Este ejemplo cumple su función; nos permite observar y comparar fácilmente el peso de cada sector sobre el total de la economía. Sin embargo, si en lugar de cuatro sectores, el total estuviera compuesto, por ejemplo, de diecisiete partes la efectividad del gráfico sería nula. En el ejemplo siguiente vemos “con dificultad” cómo se distribuyen los turistas extranjeros por comunidad autónoma.

 

 

Así, no deberemos usar un gráfico de tarta cuando el número de partes a representar sea superior a cinco o seis, pues con más particiones visualmente pierde su eficacia.

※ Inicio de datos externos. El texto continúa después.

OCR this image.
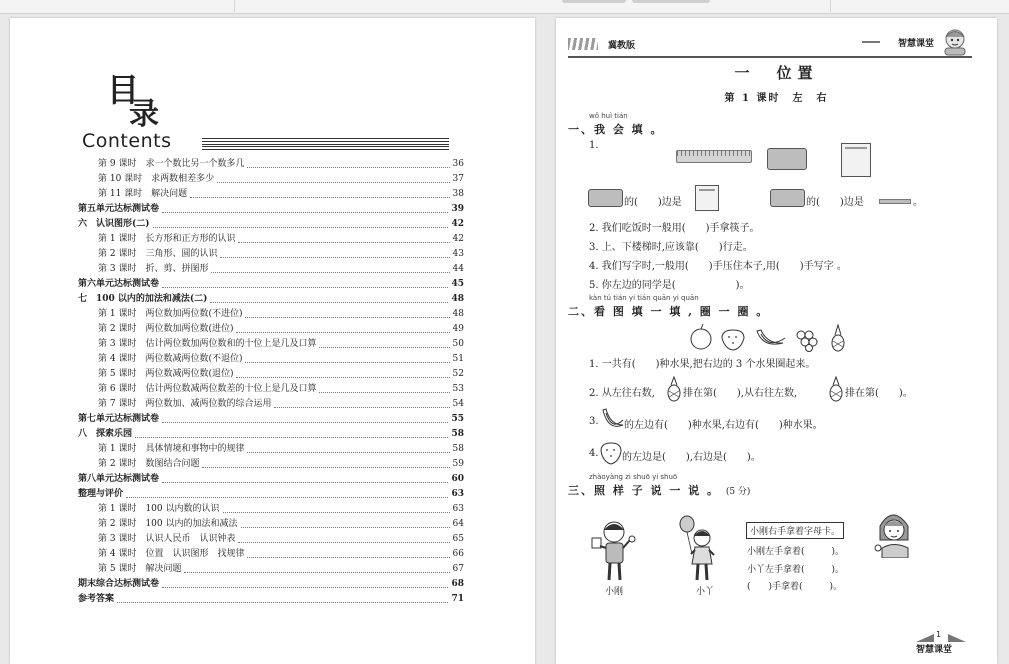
目
录
Contents
第 9 课时　求一个数比另一个数多几	36
第 10 课时　求两数相差多少	37
第 11 课时　解决问题	38
第五单元达标测试卷	39
六　认识图形(二)	42
第 1 课时　长方形和正方形的认识	42
第 2 课时　三角形、圆的认识	43
第 3 课时　折、剪、拼图形	44
第六单元达标测试卷	45
七　100 以内的加法和减法(二)	48
第 1 课时　两位数加两位数(不进位)	48
第 2 课时　两位数加两位数(进位)	49
第 3 课时　估计两位数加两位数和的十位上是几及口算	50
第 4 课时　两位数减两位数(不退位)	51
第 5 课时　两位数减两位数(退位)	52
第 6 课时　估计两位数减两位数差的十位上是几及口算	53
第 7 课时　两位数加、减两位数的综合运用	54
第七单元达标测试卷	55
八　探索乐园	58
第 1 课时　具体情境和事物中的规律	58
第 2 课时　数图结合问题	59
第八单元达标测试卷	60
整理与评价	63
第 1 课时　100 以内数的认识	63
第 2 课时　100 以内的加法和减法	64
第 3 课时　认识人民币　认识钟表	65
第 4 课时　位置　认识图形　找规律	66
第 5 课时　解决问题	67
期末综合达标测试卷	68
参考答案	71
冀教版	智慧课堂
一　位置
第 1 课时　左　右
wǒ huì tián
一、我 会 填 。
1.
的(　　)边是	的(　　)边是	。
2. 我们吃饭时一般用(　　)手拿筷子。
3. 上、下楼梯时,应该靠(　　)行走。
4. 我们写字时,一般用(　　)手压住本子,用(　　)手写字 。
5. 你左边的同学是(　　　　　　)。
kàn tú tián yi tián quān yi quān
二、看 图 填 一 填 , 圈 一 圈 。
1. 一共有(　　)种水果,把右边的 3 个水果圈起来。
2. 从左往右数,	排在第(　　),从右往左数,	排在第(　　)。
3.	的左边有(　　)种水果,右边有(　　)种水果。
4. 的左边是(　　),右边是(　　)。
zhàoyàng zi shuō yi shuō
三、照 样 子 说 一 说 。 (5 分)
小刚	小丫
小刚右手拿着字母卡。
小刚左手拿着(　　　)。
小丫左手拿着(　　　)。
(　　)手拿着(　　　)。
1
智慧课堂
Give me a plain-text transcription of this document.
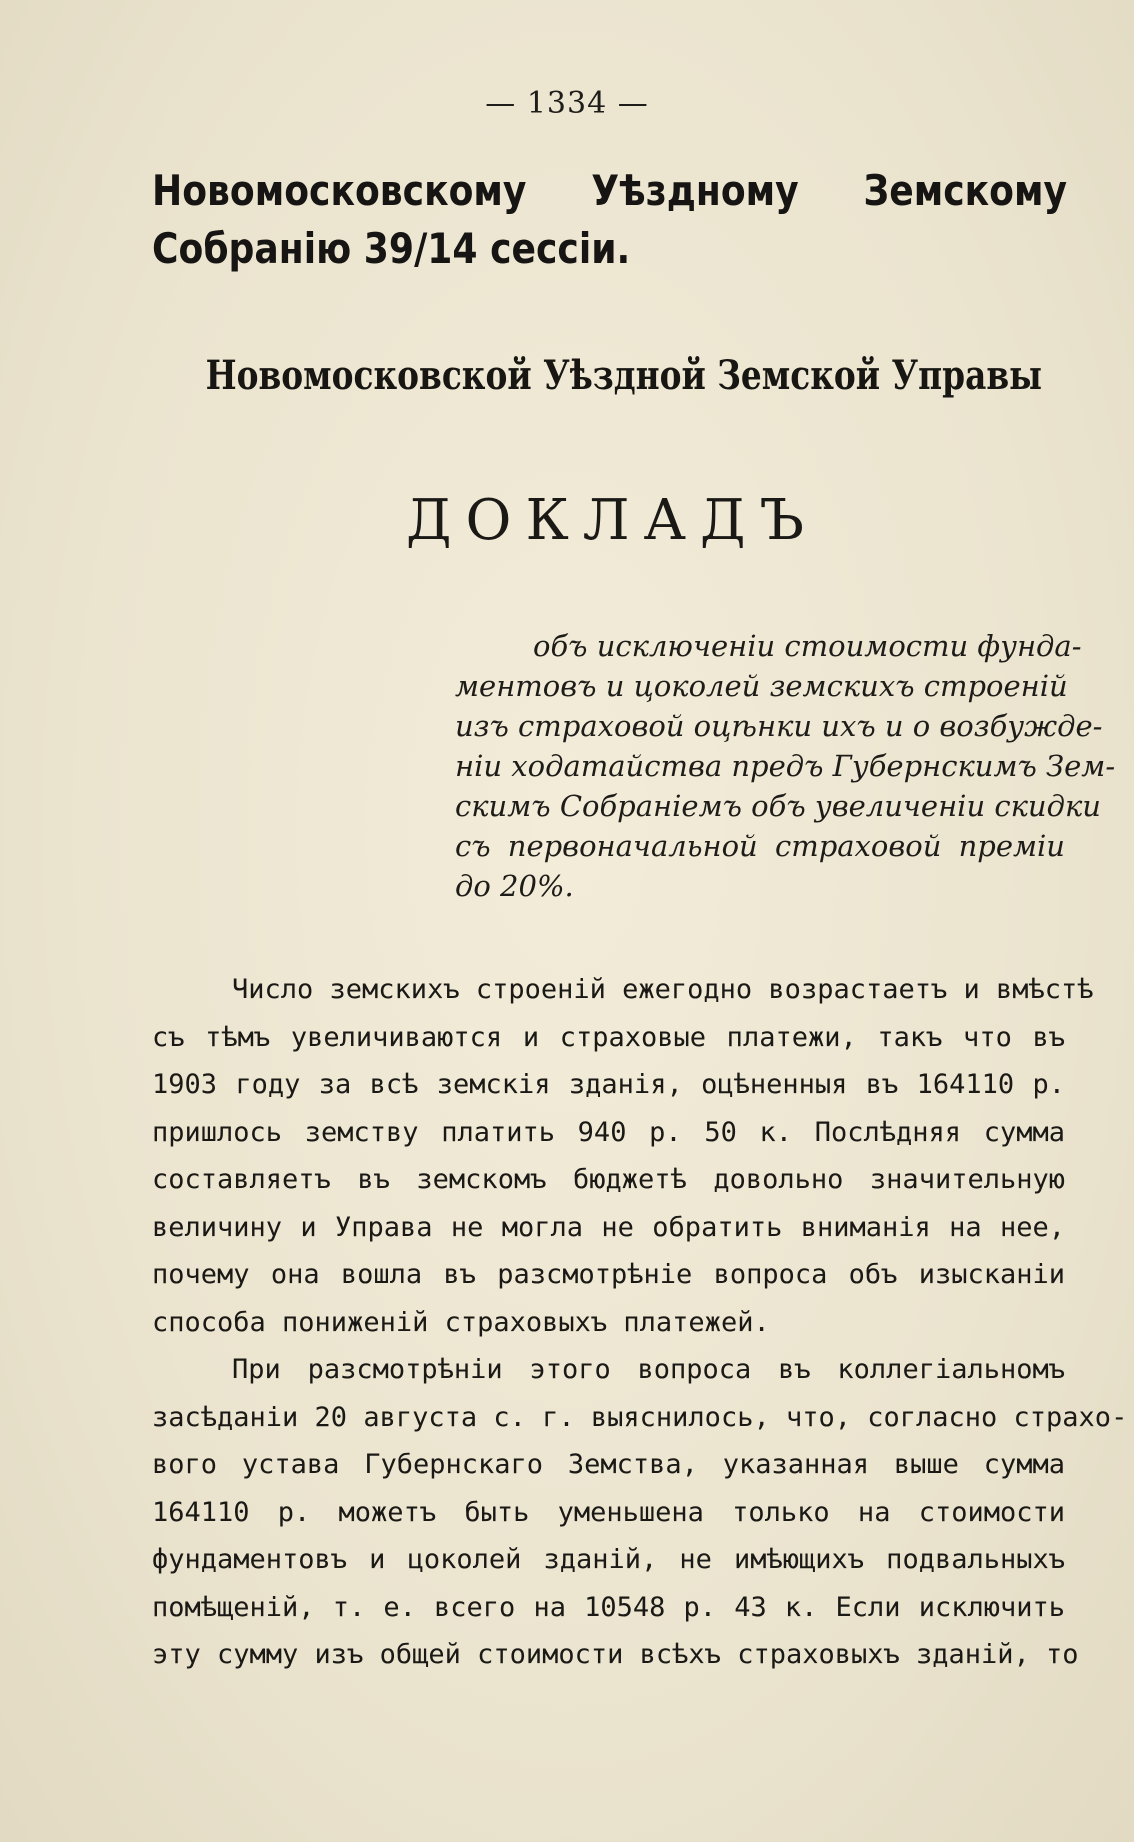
— 1334 —
Новомосковскому Уѣздному Земскому Собранію 39/14 сессіи.
Новомосковской Уѣздной Земской Управы
ДОКЛАДЪ
объ исключеніи стоимости фунда-
ментовъ и цоколей земскихъ строеній
изъ страховой оцѣнки ихъ и о возбужде-
ніи ходатайства предъ Губернскимъ Зем-
скимъ Собраніемъ объ увеличеніи скидки
съ первоначальной страховой преміи
до 20%.
Число земскихъ строеній ежегодно возрастаетъ и вмѣстѣ
съ тѣмъ увеличиваются и страховые платежи, такъ что въ
1903 году за всѣ земскія зданія, оцѣненныя въ 164110 р.
пришлось земству платить 940 р. 50 к. Послѣдняя сумма
составляетъ въ земскомъ бюджетѣ довольно значительную
величину и Управа не могла не обратить вниманія на нее,
почему она вошла въ разсмотрѣніе вопроса объ изысканіи
способа пониженій страховыхъ платежей.
При разсмотрѣніи этого вопроса въ коллегіальномъ
засѣданіи 20 августа с. г. выяснилось, что, согласно страхо-
вого устава Губернскаго Земства, указанная выше сумма
164110 р. можетъ быть уменьшена только на стоимости
фундаментовъ и цоколей зданій, не имѣющихъ подвальныхъ
помѣщеній, т. е. всего на 10548 р. 43 к. Если исключить
эту сумму изъ общей стоимости всѣхъ страховыхъ зданій, то
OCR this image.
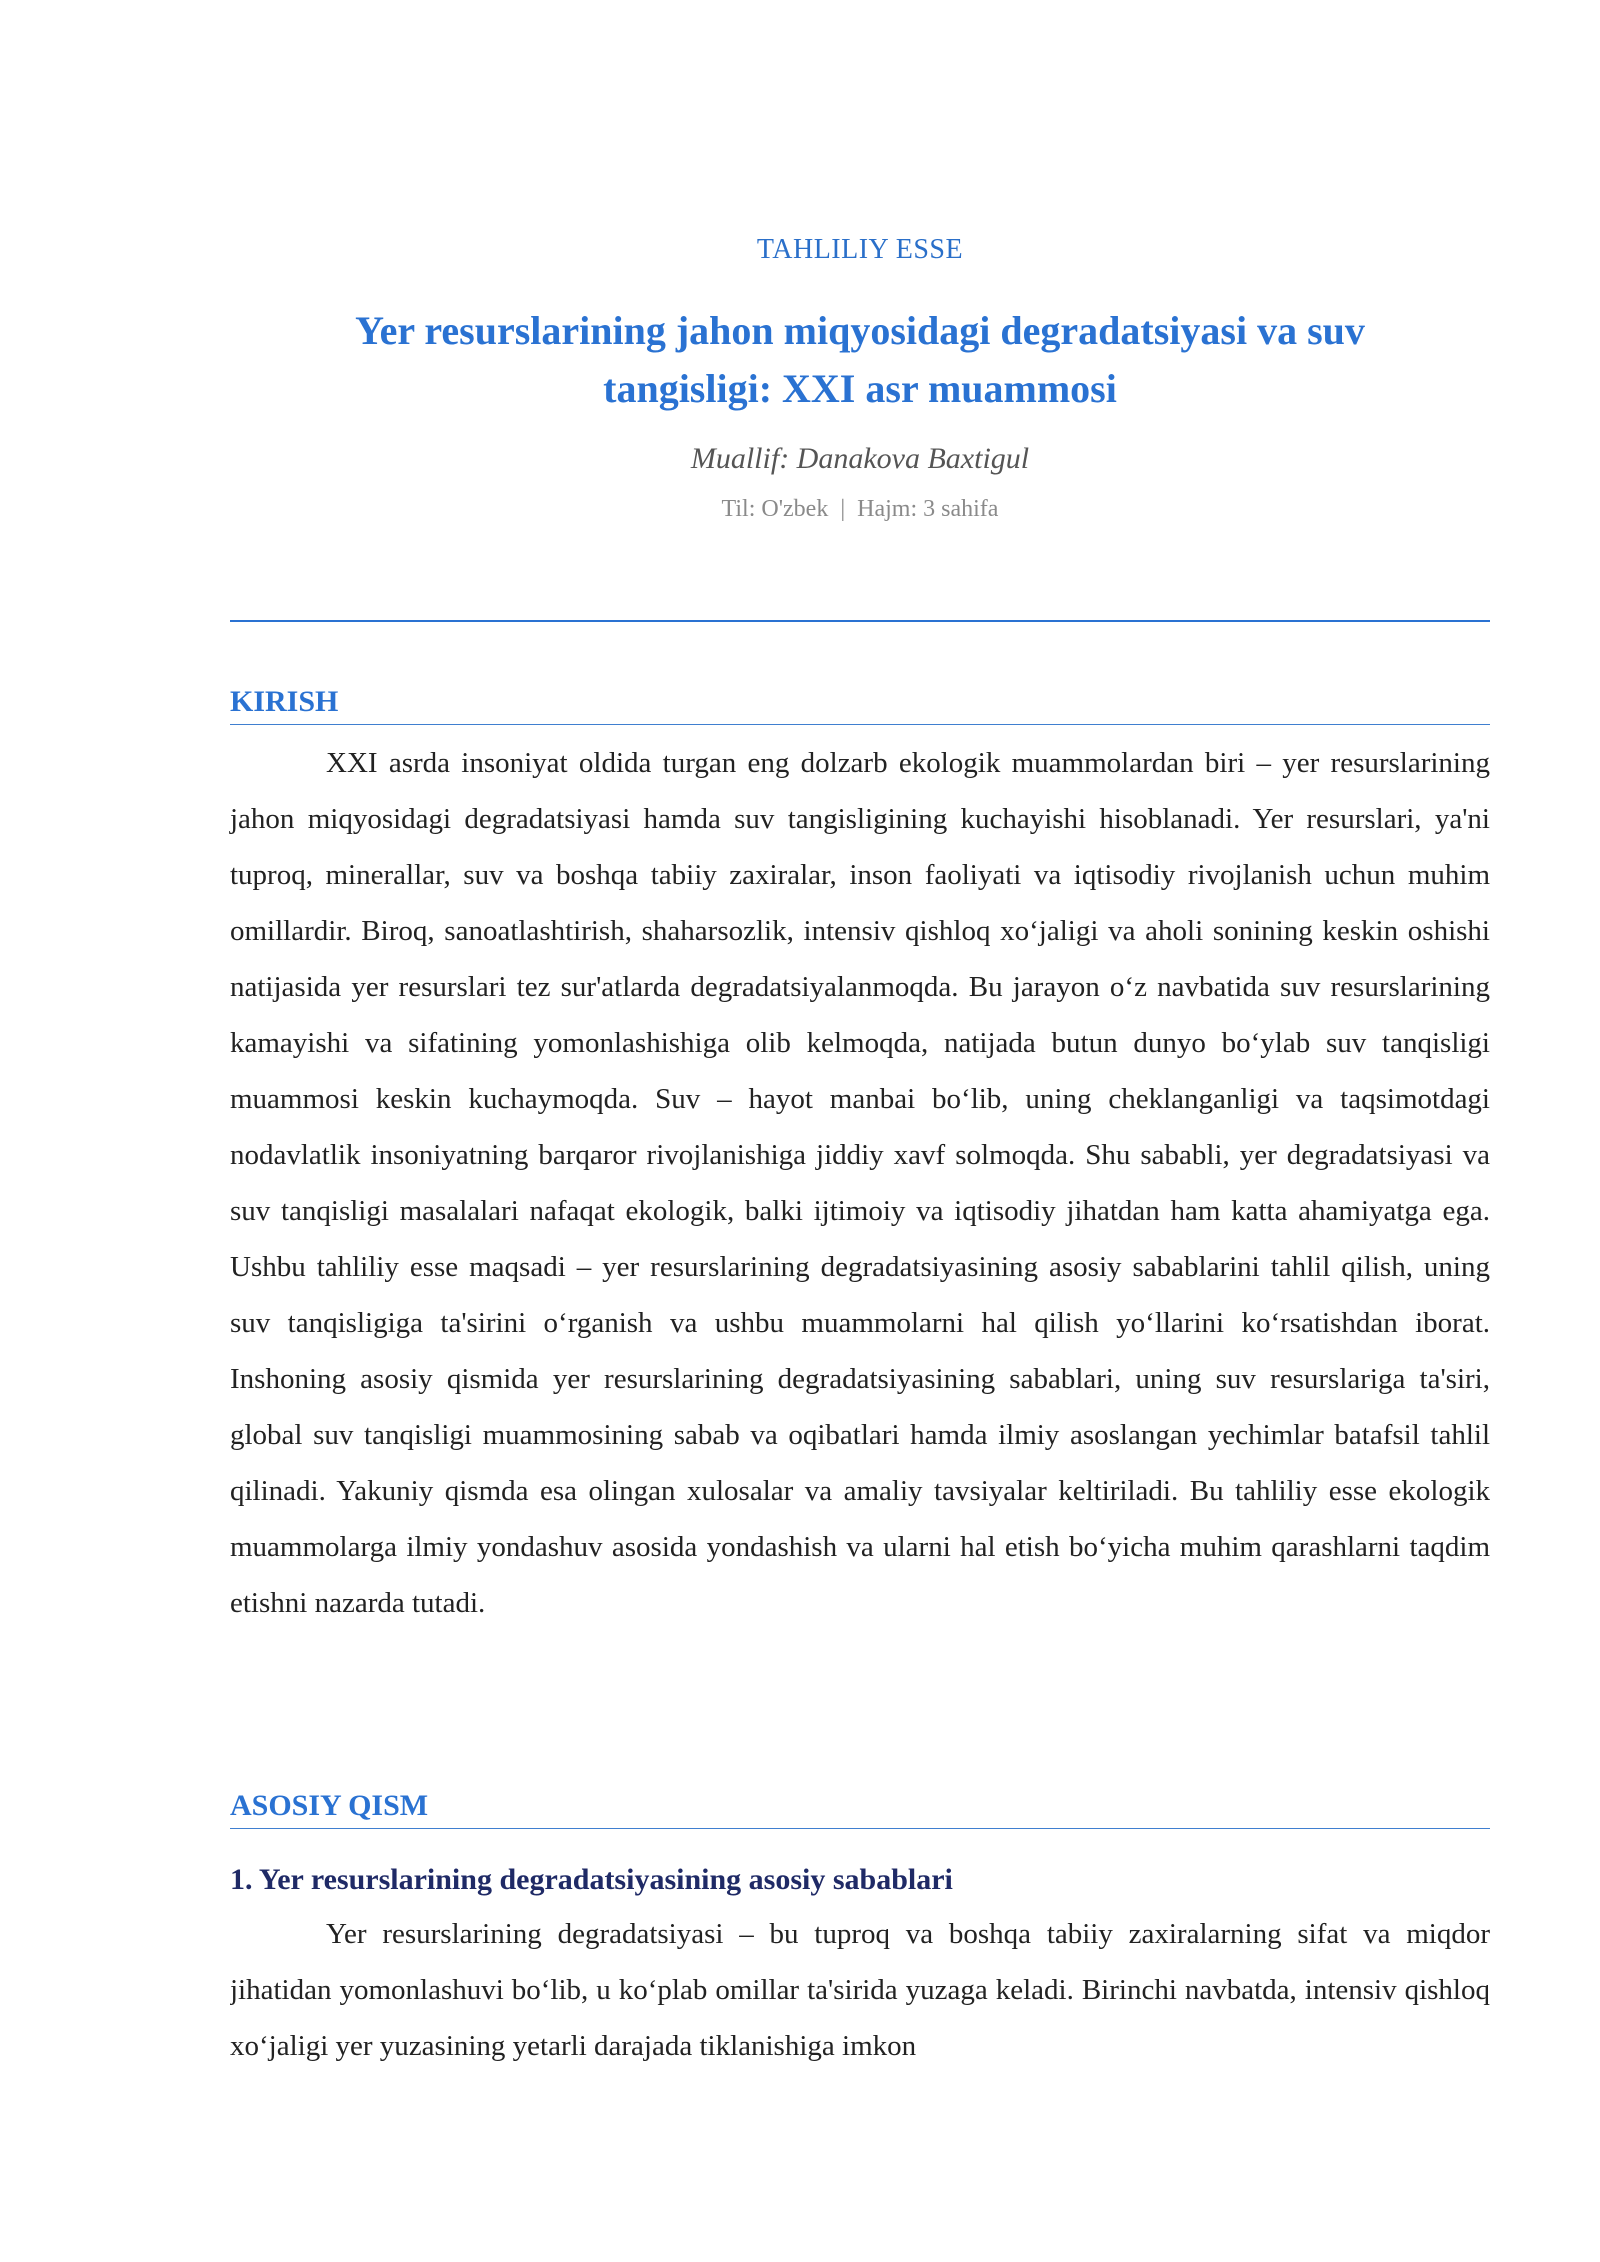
TAHLILIY ESSE
Yer resurslarining jahon miqyosidagi degradatsiyasi va suv
tangisligi: XXI asr muammosi
Muallif: Danakova Baxtigul
Til: O'zbek | Hajm: 3 sahifa
KIRISH

XXI asrda insoniyat oldida turgan eng dolzarb ekologik muammolardan biri – yer resurslarining jahon miqyosidagi degradatsiyasi hamda suv tangisligining kuchayishi hisoblanadi. Yer resurslari, ya'ni tuproq, minerallar, suv va boshqa tabiiy zaxiralar, inson faoliyati va iqtisodiy rivojlanish uchun muhim omillardir. Biroq, sanoatlashtirish, shaharsozlik, intensiv qishloq xo‘jaligi va aholi sonining keskin oshishi natijasida yer resurslari tez sur'atlarda degradatsiyalanmoqda. Bu jarayon o‘z navbatida suv resurslarining kamayishi va sifatining yomonlashishiga olib kelmoqda, natijada butun dunyo bo‘ylab suv tanqisligi muammosi keskin kuchaymoqda. Suv – hayot manbai bo‘lib, uning cheklanganligi va taqsimotdagi nodavlatlik insoniyatning barqaror rivojlanishiga jiddiy xavf solmoqda. Shu sababli, yer degradatsiyasi va suv tanqisligi masalalari nafaqat ekologik, balki ijtimoiy va iqtisodiy jihatdan ham katta ahamiyatga ega. Ushbu tahliliy esse maqsadi – yer resurslarining degradatsiyasining asosiy sabablarini tahlil qilish, uning suv tanqisligiga ta'sirini o‘rganish va ushbu muammolarni hal qilish yo‘llarini ko‘rsatishdan iborat. Inshoning asosiy qismida yer resurslarining degradatsiyasining sabablari, uning suv resurslariga ta'siri, global suv tanqisligi muammosining sabab va oqibatlari hamda ilmiy asoslangan yechimlar batafsil tahlil qilinadi. Yakuniy qismda esa olingan xulosalar va amaliy tavsiyalar keltiriladi. Bu tahliliy esse ekologik muammolarga ilmiy yondashuv asosida yondashish va ularni hal etish bo‘yicha muhim qarashlarni taqdim etishni nazarda tutadi.

ASOSIY QISM
1. Yer resurslarining degradatsiyasining asosiy sabablari

Yer resurslarining degradatsiyasi – bu tuproq va boshqa tabiiy zaxiralarning sifat va miqdor jihatidan yomonlashuvi bo‘lib, u ko‘plab omillar ta'sirida yuzaga keladi. Birinchi navbatda, intensiv qishloq xo‘jaligi yer yuzasining yetarli darajada tiklanishiga imkon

Otro caso donde es frecuente utilizar los gráficos de tarta es cuando queremos comparar, por ejemplo, el peso sectorial del PIB en la economía española en dos momentos distintos del tiempo. Como vemos en los gráficos de abajo, es difícil apreciar la diferencia entre 2016 (izquierda) y 2010 (derecha) en algunos de los sectores ya que la variación no ha sido suficientemente importante para que el gráfico de tarta sea capaz de mostrarlo de forma adecuada. En estos casos tampoco conviene utilizar gráficos de tartas; los gráficos de barras puede ser una solución mejor.